Всеведущий историк, очевидно, упрекнет нас в доверии к сомнительным источникам и с ехидцей в голосе спросит нас, откуда, дескать, мы извлекли на свет этого самого Григория Книголюбова и с чего, собственно, мы взяли, что он вообще когда-либо видел в глаза библиотеку Брюса. Но нам еще не раз предоставится возможность доказать, что в библиотеке нашего героя было достаточно много мистической и магической литературы, и этот факт зафиксирован безо всякого участия Григория Книголюбова авторитетными отечественными исследователями.

К сюжету о "черной" литературе мы еще вернемся, когда речь пойдет о "Брюсовом календаре". А теперь продолжим разговор о Нептуновом обществе.
Исследователи, не отвергающие с порога саму мысль о его существовании в действительности, не считают слишком смелым утверждение, что тайное общество Нептунов не только обсуждало дела государства, но и занималось попутно (а, может быть, в первую очередь) изучением магии, алхимии, астрологии, изобретением вечного двигателя и так далее.
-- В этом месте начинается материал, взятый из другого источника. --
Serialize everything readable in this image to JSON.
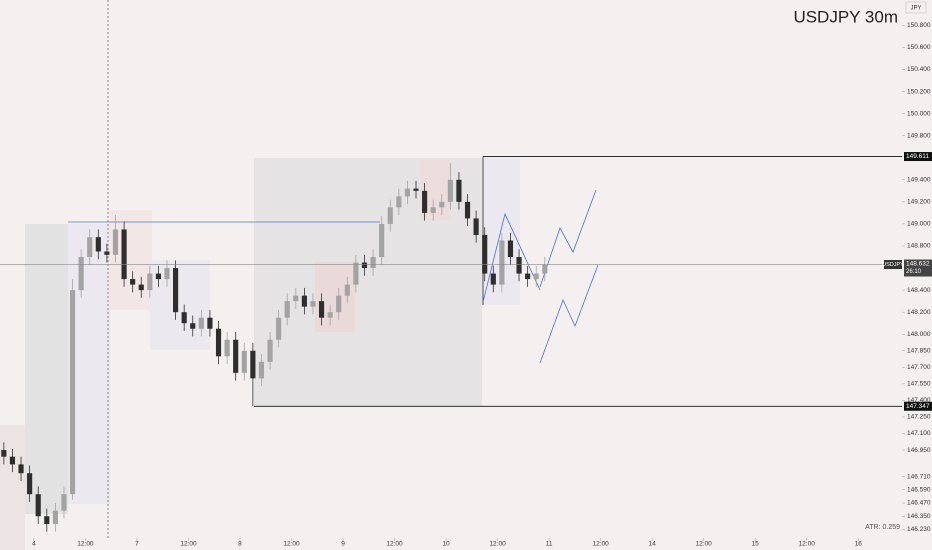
{
  "chart_data": {
    "type": "candlestick",
    "title": "USDJPY 30m",
    "currency": "JPY",
    "indicator": "ATR: 0.259",
    "symbol": "USDJPY",
    "last_price": 148.632,
    "countdown": "26:10",
    "levels": [
      149.611,
      147.347
    ],
    "up_color": "#a3a3a3",
    "down_color": "#2e2e2e",
    "xlim": [
      -7.9,
      202.2
    ],
    "ylim": [
      146.18,
      151.03
    ],
    "xticks": [
      {
        "value": 0,
        "label": "4"
      },
      {
        "value": 12,
        "label": "12:00"
      },
      {
        "value": 24,
        "label": "7"
      },
      {
        "value": 36,
        "label": "12:00"
      },
      {
        "value": 48,
        "label": "8"
      },
      {
        "value": 60,
        "label": "12:00"
      },
      {
        "value": 72,
        "label": "9"
      },
      {
        "value": 84,
        "label": "12:00"
      },
      {
        "value": 96,
        "label": "10"
      },
      {
        "value": 108,
        "label": "12:00"
      },
      {
        "value": 120,
        "label": "11"
      },
      {
        "value": 132,
        "label": "12:00"
      },
      {
        "value": 144,
        "label": "14"
      },
      {
        "value": 156,
        "label": "12:00"
      },
      {
        "value": 168,
        "label": "15"
      },
      {
        "value": 180,
        "label": "12:00"
      },
      {
        "value": 192,
        "label": "16"
      }
    ],
    "yticks": [
      {
        "value": 150.8,
        "label": "150.800"
      },
      {
        "value": 150.6,
        "label": "150.600"
      },
      {
        "value": 150.4,
        "label": "150.400"
      },
      {
        "value": 150.2,
        "label": "150.200"
      },
      {
        "value": 150.0,
        "label": "150.000"
      },
      {
        "value": 149.8,
        "label": "149.800"
      },
      {
        "value": 149.4,
        "label": "149.400"
      },
      {
        "value": 149.2,
        "label": "149.200"
      },
      {
        "value": 149.0,
        "label": "149.000"
      },
      {
        "value": 148.8,
        "label": "148.800"
      },
      {
        "value": 148.4,
        "label": "148.400"
      },
      {
        "value": 148.2,
        "label": "148.200"
      },
      {
        "value": 148.0,
        "label": "148.000"
      },
      {
        "value": 147.85,
        "label": "147.850"
      },
      {
        "value": 147.7,
        "label": "147.700"
      },
      {
        "value": 147.55,
        "label": "147.550"
      },
      {
        "value": 147.4,
        "label": "147.400"
      },
      {
        "value": 147.25,
        "label": "147.250"
      },
      {
        "value": 147.1,
        "label": "147.100"
      },
      {
        "value": 146.95,
        "label": "146.950"
      },
      {
        "value": 146.71,
        "label": "146.710"
      },
      {
        "value": 146.59,
        "label": "146.590"
      },
      {
        "value": 146.47,
        "label": "146.470"
      },
      {
        "value": 146.35,
        "label": "146.350"
      },
      {
        "value": 146.23,
        "label": "146.230"
      }
    ],
    "x": [
      -7,
      -5,
      -3,
      -1,
      1,
      3,
      5,
      7,
      9,
      11,
      13,
      15,
      17,
      19,
      21,
      23,
      25,
      27,
      29,
      31,
      33,
      35,
      37,
      39,
      41,
      43,
      45,
      47,
      49,
      51,
      53,
      55,
      57,
      59,
      61,
      63,
      65,
      67,
      69,
      71,
      73,
      75,
      77,
      79,
      81,
      83,
      85,
      87,
      89,
      91,
      93,
      95,
      97,
      99,
      101,
      103,
      105,
      107,
      109,
      111,
      113,
      115,
      117,
      119
    ],
    "open": [
      146.95,
      146.89,
      146.82,
      146.74,
      146.55,
      146.35,
      146.28,
      146.4,
      146.55,
      148.4,
      148.7,
      148.88,
      148.75,
      148.72,
      148.95,
      148.5,
      148.45,
      148.4,
      148.55,
      148.5,
      148.6,
      148.2,
      148.1,
      148.05,
      148.15,
      148.05,
      147.8,
      147.95,
      147.65,
      147.85,
      147.6,
      147.75,
      147.95,
      148.15,
      148.3,
      148.35,
      148.25,
      148.3,
      148.15,
      148.2,
      148.35,
      148.45,
      148.65,
      148.6,
      148.7,
      149.0,
      149.15,
      149.25,
      149.32,
      149.3,
      149.1,
      149.15,
      149.2,
      149.4,
      149.2,
      149.05,
      148.9,
      148.55,
      148.45,
      148.85,
      148.7,
      148.55,
      148.5,
      148.55
    ],
    "high": [
      147.02,
      146.96,
      146.89,
      146.81,
      146.62,
      146.42,
      146.47,
      146.62,
      148.5,
      148.77,
      148.95,
      148.95,
      148.82,
      149.08,
      149.02,
      148.57,
      148.52,
      148.62,
      148.62,
      148.67,
      148.67,
      148.27,
      148.17,
      148.22,
      148.22,
      148.12,
      148.02,
      148.02,
      147.92,
      147.92,
      147.82,
      148.02,
      148.22,
      148.37,
      148.42,
      148.42,
      148.37,
      148.37,
      148.27,
      148.42,
      148.52,
      148.72,
      148.72,
      148.77,
      149.07,
      149.22,
      149.32,
      149.39,
      149.39,
      149.37,
      149.22,
      149.27,
      149.55,
      149.47,
      149.27,
      149.12,
      148.97,
      148.62,
      148.92,
      148.92,
      148.77,
      148.62,
      148.62,
      148.7
    ],
    "low": [
      146.82,
      146.75,
      146.67,
      146.48,
      146.28,
      146.21,
      146.21,
      146.33,
      146.5,
      148.33,
      148.63,
      148.68,
      148.65,
      148.65,
      148.43,
      148.38,
      148.33,
      148.33,
      148.43,
      148.43,
      148.13,
      148.03,
      147.98,
      147.98,
      147.98,
      147.73,
      147.73,
      147.58,
      147.58,
      147.347,
      147.53,
      147.68,
      147.88,
      148.08,
      148.23,
      148.18,
      148.18,
      148.08,
      148.08,
      148.13,
      148.28,
      148.38,
      148.53,
      148.53,
      148.63,
      148.93,
      149.08,
      149.18,
      149.23,
      149.03,
      149.03,
      149.08,
      149.13,
      149.13,
      148.98,
      148.83,
      148.48,
      148.38,
      148.38,
      148.63,
      148.48,
      148.43,
      148.43,
      148.48
    ],
    "close": [
      146.89,
      146.82,
      146.74,
      146.55,
      146.35,
      146.28,
      146.4,
      146.55,
      148.4,
      148.7,
      148.88,
      148.75,
      148.72,
      148.95,
      148.5,
      148.45,
      148.4,
      148.55,
      148.5,
      148.6,
      148.2,
      148.1,
      148.05,
      148.15,
      148.05,
      147.8,
      147.95,
      147.65,
      147.85,
      147.6,
      147.75,
      147.95,
      148.15,
      148.3,
      148.35,
      148.25,
      148.3,
      148.15,
      148.2,
      148.35,
      148.45,
      148.65,
      148.6,
      148.7,
      149.0,
      149.15,
      149.25,
      149.32,
      149.3,
      149.1,
      149.15,
      149.2,
      149.4,
      149.2,
      149.05,
      148.9,
      148.55,
      148.45,
      148.85,
      148.7,
      148.55,
      148.5,
      148.55,
      148.63
    ]
  }
}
Источники и исследования, хотя и не вполне уверенно, но все-таки подталкивают нас к этому выводу.
О возможности определенной связи общества либо с раннемасонскими течениями, либо с тамплиерами может свидетельствовать и описание легендарного "Соломонова перстня", по преданию хранившегося в Сухаревой башне.
Перстни с Соломоновой печатью регулярно встречаются в легендах самых различных народов. Считается, что перстень, принадлежавший царю Соломону, может творить всевозможные чудеса. Перстнем, хранившимся в Сухаревой башне, по словам Григория Книголюбова, можно было повелевать заключенным внутри него духом. Повернешь перстень печатью к себе - станешь невидимкой, повернешь обратно - станешь видим, власть над сатаной получишь, ударишь перстень обо что-нибудь - явится сатана и сделает все, что угодно.
Книголюбов сообщает, что перстень был сделан из серебра (как и положено магическому предмету), на кольце изображены различные фигуры и девиз по-латыни (причем надпись читается в обе стороны одинаково, хотя и является своего рода непереводимой абракадаброй): Sator, Аrepo tenet opera rotas.
У царя Соломона, разумеется, не могло быть и в помине перстня с надписью по-латыни. Но если не отвергать с порога саму идею существования кольца? Многие авторы указывают на то, что у масонов и оккультистов в их ритуалах используются пентаграммы, носящие название "Соломоновой печати", которые во время церемоний надеваются на шею. А если придерживаться тамплиерской версии, можно вспомнить, что, к примеру, великий магистр Ордена храмовников имел печать с изображением Храма Соломона, известного нам по Ветхому Завету. Согласитесь, что для народных легенд во всей этой истории слишком много реально-исторической конкретики, знание которой не было, да и не может быть присуще среднестатистическому человеку ни в XVIII, ни в начале XXI века.
И.П.Сахаров в своем уже упомянутом труде приводит (вообразите наш восторг!) известную в народе заклинательную песнь над духами:

С. ... А. ... Т. ... О. ... Р
А. ... Р. ... Е. ... П. ... О.
Т. ... Е. ... Н. ... Е. ... Т.
О. ... П. ... Е. ... Р. ... А.
Р. ... О. ... Т. ... А. ... С.
«Заклинательная песня над духами вошла в русскую демонологию, и наши ведьмы испытывают ее силу в обряде посвятительном», - пишет Сахаров. «В одном сборнике Румянцевского музеума, писанном в XVII веке, - отмечает он, - на стр.65, находится изображение этих слов, названное: «Сия печать премудраго царя Соломона, протолковася от мудраго некоего ритора. Толк же ея сице расположися, яже зде, ниже сего преложися. Зри опасно, увеждь известно». В средине страницы изображен круг, в кругу четвероугольник, разделенный на шесть квадратов, в каждом квадрате помещено по одной букве, написанной красными чернилами». Итак, «Соломонова печать» была достаточно известна среди людей образованных, и Брюс имел вполне реальную возможность быть одним из ее обладателей.
Чтобы получить более полное представление о соломоновых печатях, обратимся за помощью к авторитетнейшему оккультисту Парацельсу. Из его труда «Об оккультной философии» узнаем, что соломоновы печати могут быть различными, но наибольшей силой обладает лишь один их тип, рисунок которого мы здесь и воспроизводим.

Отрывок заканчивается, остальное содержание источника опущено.